Apple still has one Intel-based product to transition to Apple silicon: the Mac Pro. We think Apple may introduce it at WWDC in June, complete with a new M2 Ultra chip.
But it’s hard to imagine why a Mac Pro with Apple silicon even needs to exist, except for Apple to save face. What has always been a niche product has had its market squeezed even more by the Mac Studio. There may be people waiting for people to buy whatever an Apple silicon Mac Pro is, but it’s an even smaller number than those who bought the existing Mac Pro.
The latest rumors suggest that the Mac Studio won’t get its expected update–from the current M1 Max and M1 Ultra configurations to M2 Max and M2 Ultra–at WWDC. In fact, Apple may skip the M2 generation entirely, leaving the M2 Ultra as an exclusive chip for the Mac Pro and the M2 Maxas a MacBook Pro-only chip.
So why would Apple wait for the M3 to update Mac Studio? Probably because there would be very little to differentiate it from the Mac Pro. And that makes sense, but it begs the question: If Apple has to avoid updating Mac Studio to make the Mac Pro more appealing, why even make it at all?
Apple Silicon and upgradeability
The problem, if you can call it that, is Apple silicon. Apple’s fantastic M-series processors achieve such fantastic performance at relatively low power consumption in part because they’re so tightly integrated. The CPU, GPU, Neural Engine, media encoders/decoders, and other parts are all part of a single piece of silicon, sharing caches and communicating with each other at lightning speed. It’s a system-on-chip (SoC) approach that was popularized in the mobile world to improve the power/performance equation and make the best use of very limited space.
By putting the system on the chip, the components are all bundled. Memory is unified–meaning it is soldered on the same board or stacked on top of the chip–which provides an extremely wide and high-speed memory interface. The GPU is integrated. Even storage is kept close to the SoC, with custom interfaces and caches.
It’s not impossible to disassociate these things, but it’s a huge technical challenge that would almost certainly come with a performance cost. Would Apple go through all that trouble for a single extremely high-end Mac product that sells maybe a few thousand units per year at most?

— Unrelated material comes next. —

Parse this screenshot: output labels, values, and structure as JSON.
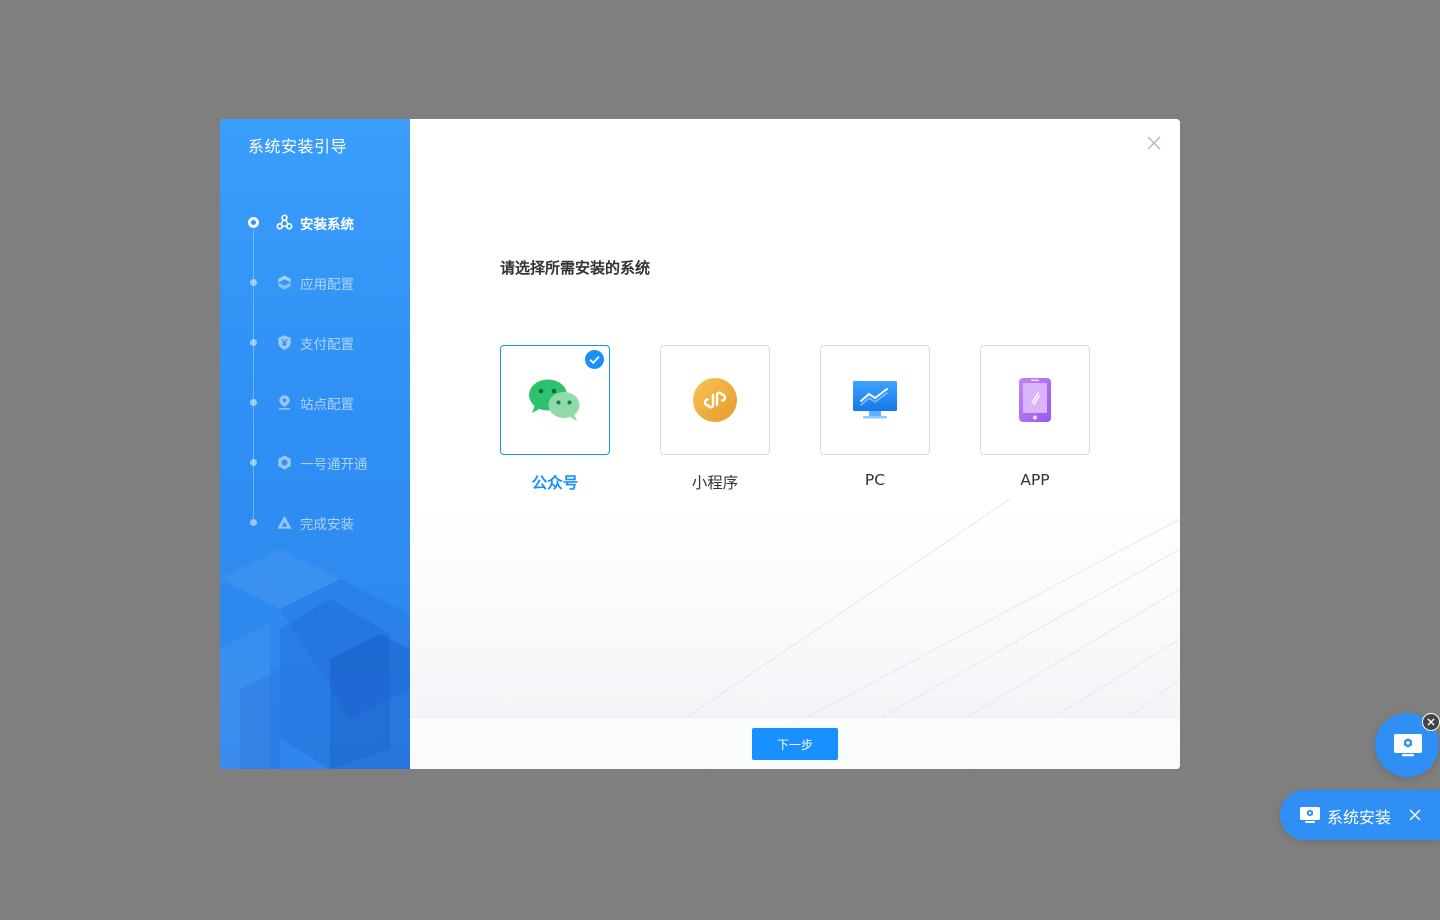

In other words, you can expect the Apple Silicon version of the Mac Pro to possibly have upgradeable storage and that’s about it. You won’t be able to swap out the CPU, GPU, RAM, or any of the associated parts like the Neural Engine or video encoders. It’s possible the computer may sit on a motherboard that has PCIe slots for specialty cards required for very particular industries, but one wonders if those would even work in a non-Intel-based Mac and what work would need to be done to make them play nciely with Apple silicon’s architecture.
Apple
Just upgrade Mac Studio and be done with it
There’s no reason to think the current Mac Studio configuration can’t handle an M2 Ultra chip. Given the power draw of M2 Pro and M2 Max, they appear to be in line with M1 Pro and M1 Max–thus, the Mac Studio’s copper thermal module made for the M1 Ultra would need very little adjustment, if any, to efficiently cool the chip.
A maxed-out configuration for an M2 Ultra would have 192GB of RAM, 8TB SSD, HDMI 2.1, and six Thunderbolt 4 ports. The price for that configuration? The top-of-the-line M1 Ultra Mac Studiowith 128GB of RAM tops out at $7,999, so maybe $8,499. Consider that the Mac Pro starts at $5,999 and to get 192GB of RAM and an 8GB SSD–with no CPU or GPU upgrade at all–costs $11,399. If you want to approach the performance of the M1 Ultra Mac Studio requires upgrades near $20,000.
If we make the very reasonable assumption that a maxed-out M2 Ultra Mac Studio would cost well under $10,000 and that an Apple Silicon Mac Pro wouldn’t have upgradeable CPU, GPU, or RAM, then what is Apple going to do? Charge an extra 10 grand just for the big case it comes in?
And who would it even be for? If Apple found a way to offer some sort of crazy M2 Ultra config with way more RAM and storage, the only customers who would choose to pay thousands of dollars more would be those who actually see a real benefit from having more than 192GB of RAM and 8TB of storage.
Sure, those customers exist, but there can’t possibly be enough of them to justify an entire product line. Back in the days before the Mac Studio, the Mac Pro offered a clear and massive step up from the rest of the Mac line. Yes, the market was small, but that was the only way to go if you wanted the ultimate Mac performance. With Mac Studio and an entire Apple Silicon architecture built around tight integration that inhibits upgrades, Apple would probably be better off retiring the Mac Pro for good.